This is a large and complex plugin, at over 13,000 source lines of code. It contains numerous issues of concern.

This plugin:

• Is likely to contain SQL injections exploitable by privileged users
• Is likely to allow the reading of arbitrary files
• Contains debug code that can be enabled via a URL parameter
• Uses blacklists rather than whitelists to filter inputs

In addition, the plugin’s readme alludes to the possibility that it may have performance problems:

= The Media/Assistant submenu seems sluggish; is there anything I can do to make it faster? =

Some of the MLA features such as where-used reporting and ALT Text sorting/searching require a lot of database processing. If this is an issue for you, go to the Settings page and adjust the “Where-used database access tuning” settings.
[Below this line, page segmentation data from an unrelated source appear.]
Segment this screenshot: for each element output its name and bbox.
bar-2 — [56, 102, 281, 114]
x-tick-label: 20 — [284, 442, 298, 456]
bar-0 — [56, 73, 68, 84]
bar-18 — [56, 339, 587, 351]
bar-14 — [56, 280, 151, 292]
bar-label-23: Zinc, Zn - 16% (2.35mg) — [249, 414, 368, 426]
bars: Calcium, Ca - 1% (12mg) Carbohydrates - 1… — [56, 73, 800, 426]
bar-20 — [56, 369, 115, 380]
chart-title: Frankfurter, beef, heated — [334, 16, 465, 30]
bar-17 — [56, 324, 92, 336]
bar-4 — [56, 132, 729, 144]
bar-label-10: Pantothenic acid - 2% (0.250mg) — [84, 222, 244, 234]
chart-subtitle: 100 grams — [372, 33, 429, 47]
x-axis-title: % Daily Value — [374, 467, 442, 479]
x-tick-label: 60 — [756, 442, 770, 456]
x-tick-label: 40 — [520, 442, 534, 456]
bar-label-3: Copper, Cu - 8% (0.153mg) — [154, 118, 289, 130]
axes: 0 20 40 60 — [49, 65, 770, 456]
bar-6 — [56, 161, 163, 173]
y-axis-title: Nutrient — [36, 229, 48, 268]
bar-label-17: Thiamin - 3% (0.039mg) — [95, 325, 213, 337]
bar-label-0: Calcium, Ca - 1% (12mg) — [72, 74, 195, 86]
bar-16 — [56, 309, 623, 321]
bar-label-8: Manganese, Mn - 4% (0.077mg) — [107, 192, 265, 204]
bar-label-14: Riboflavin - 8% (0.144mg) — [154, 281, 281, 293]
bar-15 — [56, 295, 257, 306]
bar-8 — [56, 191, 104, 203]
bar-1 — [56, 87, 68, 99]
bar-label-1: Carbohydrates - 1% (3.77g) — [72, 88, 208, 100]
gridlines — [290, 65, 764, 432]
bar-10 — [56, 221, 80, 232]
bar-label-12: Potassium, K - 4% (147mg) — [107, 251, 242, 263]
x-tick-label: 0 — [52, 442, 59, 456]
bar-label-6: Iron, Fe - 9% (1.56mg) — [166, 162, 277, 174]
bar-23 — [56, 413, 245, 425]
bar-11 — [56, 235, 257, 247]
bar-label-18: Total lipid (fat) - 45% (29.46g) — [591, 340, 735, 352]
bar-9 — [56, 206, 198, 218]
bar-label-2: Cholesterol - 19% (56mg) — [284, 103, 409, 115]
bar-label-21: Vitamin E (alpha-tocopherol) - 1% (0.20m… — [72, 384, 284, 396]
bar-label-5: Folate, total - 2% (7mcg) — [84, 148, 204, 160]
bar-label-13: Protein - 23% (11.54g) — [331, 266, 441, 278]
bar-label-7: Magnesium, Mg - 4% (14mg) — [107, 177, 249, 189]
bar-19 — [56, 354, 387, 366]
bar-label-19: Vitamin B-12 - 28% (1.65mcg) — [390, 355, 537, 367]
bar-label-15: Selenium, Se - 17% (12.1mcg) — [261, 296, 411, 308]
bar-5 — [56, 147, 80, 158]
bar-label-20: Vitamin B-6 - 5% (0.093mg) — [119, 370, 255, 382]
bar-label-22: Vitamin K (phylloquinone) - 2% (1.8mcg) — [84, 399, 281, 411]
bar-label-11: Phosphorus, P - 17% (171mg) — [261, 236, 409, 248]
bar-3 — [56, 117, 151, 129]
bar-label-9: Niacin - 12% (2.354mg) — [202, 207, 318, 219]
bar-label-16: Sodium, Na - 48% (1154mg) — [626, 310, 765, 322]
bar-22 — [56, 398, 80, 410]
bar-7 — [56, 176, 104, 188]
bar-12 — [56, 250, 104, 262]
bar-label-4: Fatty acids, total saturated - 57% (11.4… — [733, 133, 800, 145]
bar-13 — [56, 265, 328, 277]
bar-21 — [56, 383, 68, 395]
For any where-used category you can enable or disable processing. For the “Gallery in” and “MLA Gallery in” you can also choose to update the results on every page load or to cache the results for fifteen minutes between updates. The cache is also flushed automatically when posts, pages or attachments are inserted or updated.

The plugin contains or is likely to contain a vulnerability which could be exploited by a privileged user to affect the site’s confidentiality, integrity or availability in a manner exceeding their privileges:

This plugin is likely to contain SQL injections and information leakage vulnerabilities exploitable by privileged users.